Внизу что-то туркнуло на пол, словно со стола брякнулся глиняный горшок с кашей, двинулась по доскам тяжелая лавка, тонко звякнули обнаженные клинки, и через полминуты сквозь квадратный проем на площадку по ту сторону двери влез бородатый Афонька, в длинной, как и на воеводе, исподней рубахе.

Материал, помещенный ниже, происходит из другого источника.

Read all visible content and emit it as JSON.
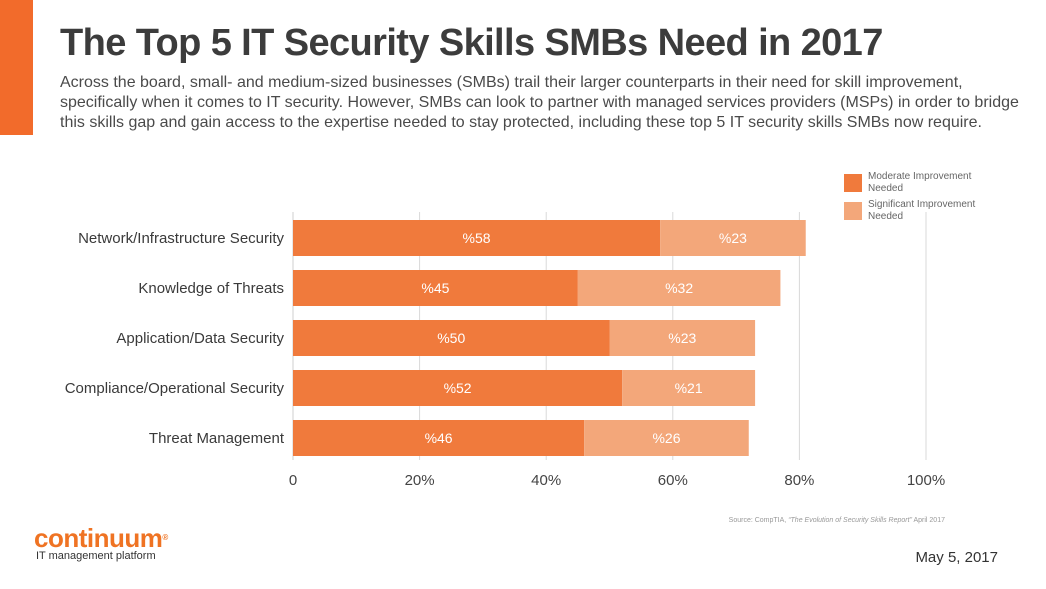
{
  "header": {
    "title": "The Top 5 IT Security Skills SMBs Need in 2017",
    "intro": "Across the board, small- and medium-sized businesses (SMBs) trail their larger counterparts in their need for skill improvement, specifically when it comes to IT security. However, SMBs can look to partner with managed services providers (MSPs) in order to bridge this skills gap and gain access to the expertise needed to stay protected, including these top 5 IT security skills SMBs now require."
  },
  "colors": {
    "accent": "#f26b2b",
    "moderate": "#f07a3c",
    "significant": "#f3a77a"
  },
  "chart_data": {
    "type": "bar",
    "orientation": "horizontal",
    "stacked": true,
    "categories": [
      "Network/Infrastructure Security",
      "Knowledge of Threats",
      "Application/Data Security",
      "Compliance/Operational Security",
      "Threat Management"
    ],
    "series": [
      {
        "name": "Moderate Improvement Needed",
        "values": [
          58,
          45,
          50,
          52,
          46
        ],
        "labels": [
          "%58",
          "%45",
          "%50",
          "%52",
          "%46"
        ],
        "color": "#f07a3c"
      },
      {
        "name": "Significant Improvement Needed",
        "values": [
          23,
          32,
          23,
          21,
          26
        ],
        "labels": [
          "%23",
          "%32",
          "%23",
          "%21",
          "%26"
        ],
        "color": "#f3a77a"
      }
    ],
    "xlim": [
      0,
      100
    ],
    "xticks": [
      0,
      20,
      40,
      60,
      80,
      100
    ],
    "xtick_labels": [
      "0",
      "20%",
      "40%",
      "60%",
      "80%",
      "100%"
    ],
    "grid": true,
    "legend_position": "top-right"
  },
  "legend": {
    "items": [
      {
        "line1": "Moderate Improvement",
        "line2": "Needed"
      },
      {
        "line1": "Significant Improvement",
        "line2": "Needed"
      }
    ]
  },
  "source": {
    "prefix": "Source: CompTIA, ",
    "report": "“The Evolution of Security Skills Report”",
    "suffix": " April 2017"
  },
  "brand": {
    "name": "continuum",
    "registered": "®",
    "tagline": "IT management platform"
  },
  "date": "May 5, 2017"
}
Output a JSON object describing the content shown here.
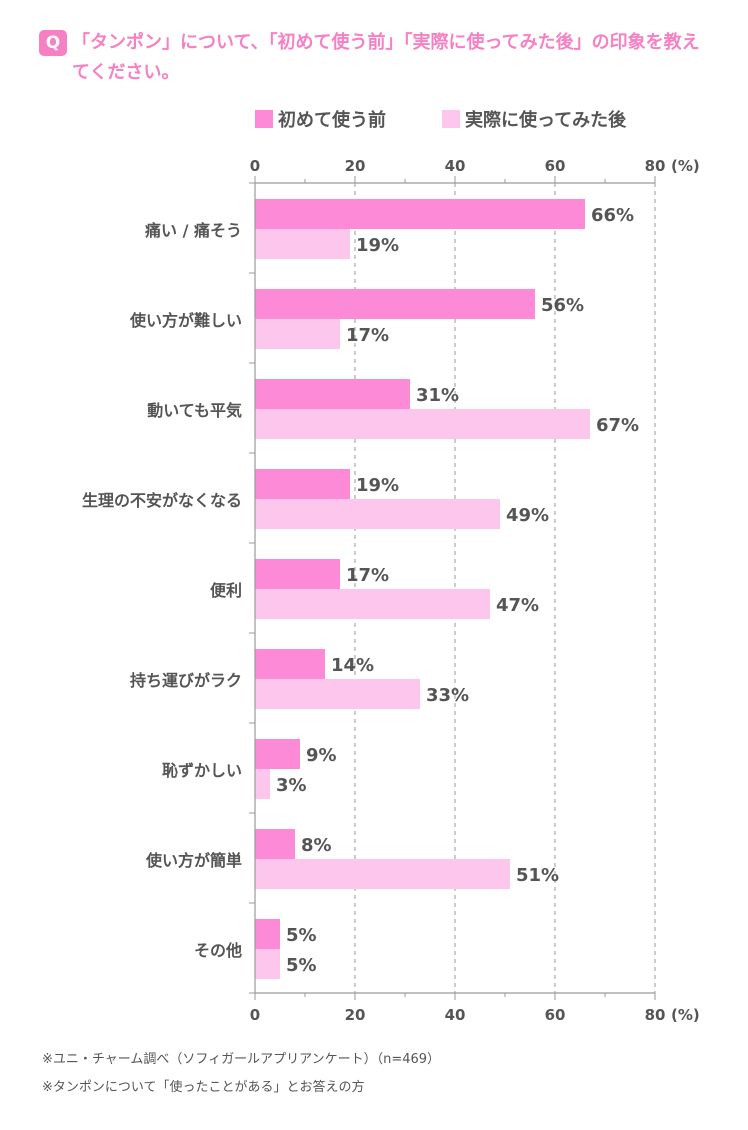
{
  "question": {
    "badge": "Q",
    "text": "「タンポン」について、「初めて使う前」「実際に使ってみた後」の印象を教えてください。"
  },
  "colors": {
    "accent": "#f77fc4",
    "series_first": "#fc8ad7",
    "series_after": "#fdc6ec",
    "text": "#555555",
    "grid": "#9a9a9a"
  },
  "chart_data": {
    "type": "bar",
    "orientation": "horizontal",
    "categories": [
      "痛い / 痛そう",
      "使い方が難しい",
      "動いても平気",
      "生理の不安がなくなる",
      "便利",
      "持ち運びがラク",
      "恥ずかしい",
      "使い方が簡単",
      "その他"
    ],
    "series": [
      {
        "name": "初めて使う前",
        "values": [
          66,
          56,
          31,
          19,
          17,
          14,
          9,
          8,
          5
        ]
      },
      {
        "name": "実際に使ってみた後",
        "values": [
          19,
          17,
          67,
          49,
          47,
          33,
          3,
          51,
          5
        ]
      }
    ],
    "value_suffix": "%",
    "xlim": [
      0,
      80
    ],
    "xticks": [
      0,
      20,
      40,
      60,
      80
    ],
    "xtick_labels": [
      "0",
      "20",
      "40",
      "60",
      "80"
    ],
    "unit_label": "(%)",
    "grid": true,
    "legend_position": "top"
  },
  "footnotes": [
    "※ユニ・チャーム調べ（ソフィガールアプリアンケート）（n=469）",
    "※タンポンについて「使ったことがある」とお答えの方"
  ]
}
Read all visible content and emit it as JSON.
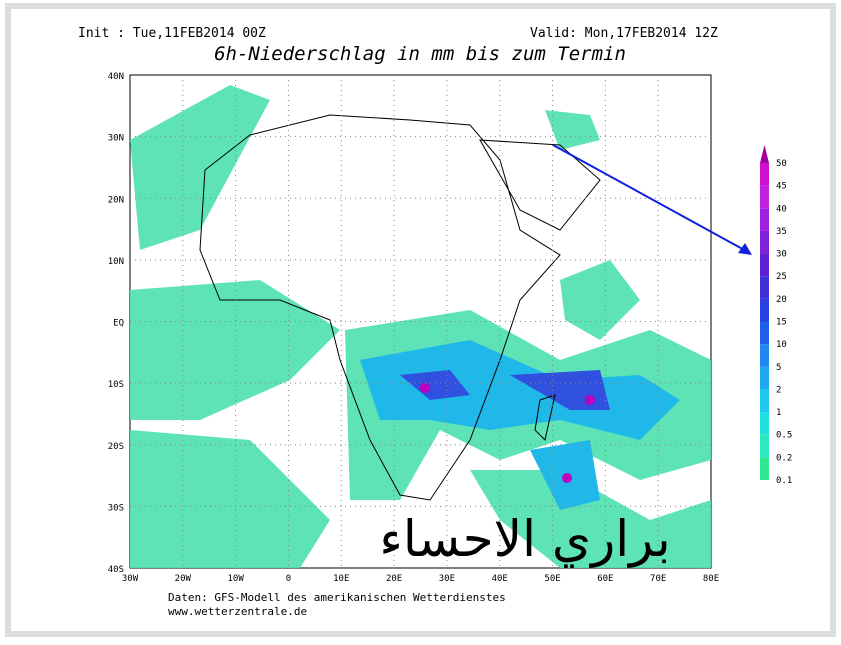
{
  "header": {
    "init": "Init : Tue,11FEB2014 00Z",
    "valid": "Valid: Mon,17FEB2014 12Z",
    "title": "6h-Niederschlag in mm bis zum Termin"
  },
  "map": {
    "lat_labels": [
      "40N",
      "30N",
      "20N",
      "10N",
      "EQ",
      "10S",
      "20S",
      "30S",
      "40S"
    ],
    "lon_labels": [
      "30W",
      "20W",
      "10W",
      "0",
      "10E",
      "20E",
      "30E",
      "40E",
      "50E",
      "60E",
      "70E",
      "80E"
    ]
  },
  "colorbar": {
    "levels": [
      "0.1",
      "0.2",
      "0.5",
      "1",
      "2",
      "5",
      "10",
      "15",
      "20",
      "25",
      "30",
      "35",
      "40",
      "45",
      "50"
    ]
  },
  "footer": {
    "source": "Daten: GFS-Modell des amerikanischen Wetterdienstes",
    "url": "www.wetterzentrale.de"
  },
  "overlay": {
    "text": "براري الاحساء"
  }
}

— Ага-а, котище лохматый, заспал службу! — без злобы проворчал воевода, щуря крупные серые глаза и усмехаясь в усы: черт его побери, этого холопа! Любил его и баловал воевода, а за что? Может, потому, что росли на одном подворье. Наверно, после того нелепого до дикости случая, когда однажды на реке, будучи в тайном от строгого родительского глаза подпитии, ухнул Иван с лодки в ледяную воду и пузыри начал было уже пускать, да, на счастье, проворный Афонька успел поднырнуть под лодку, ухватил барина за ворот кафтана, выволок на берег и сноровисто разжег жаркий кострище. И пока Иван в Афонькином сухом кафтане стучал зубами, холоп заварил кипяток кореньями дикой малины, плеснул в железную кружку и строгим голосом повелел пить, чтобы не прилепилось гиблой чахотки. А дома, когда суровый стряпчий Назар Алфимов начал допытываться, каким это образом его сын очутился в воде, Афонька выступил сам и объявил, что случилась эта нечаянная беда по его, холопа, оплошке: барин Иван встал, чтобы из пищали в утицу пальнуть, а он, холоп, неловко веслом гребанул… Высекли Афоньку на конюшне нещадно, зато молодой барин, пока битый Афонька залечивал рубцы на спине и ягодицах, тайком навещал его в тесной подслеповатой избе и отпаивал сметаной с барской кухни.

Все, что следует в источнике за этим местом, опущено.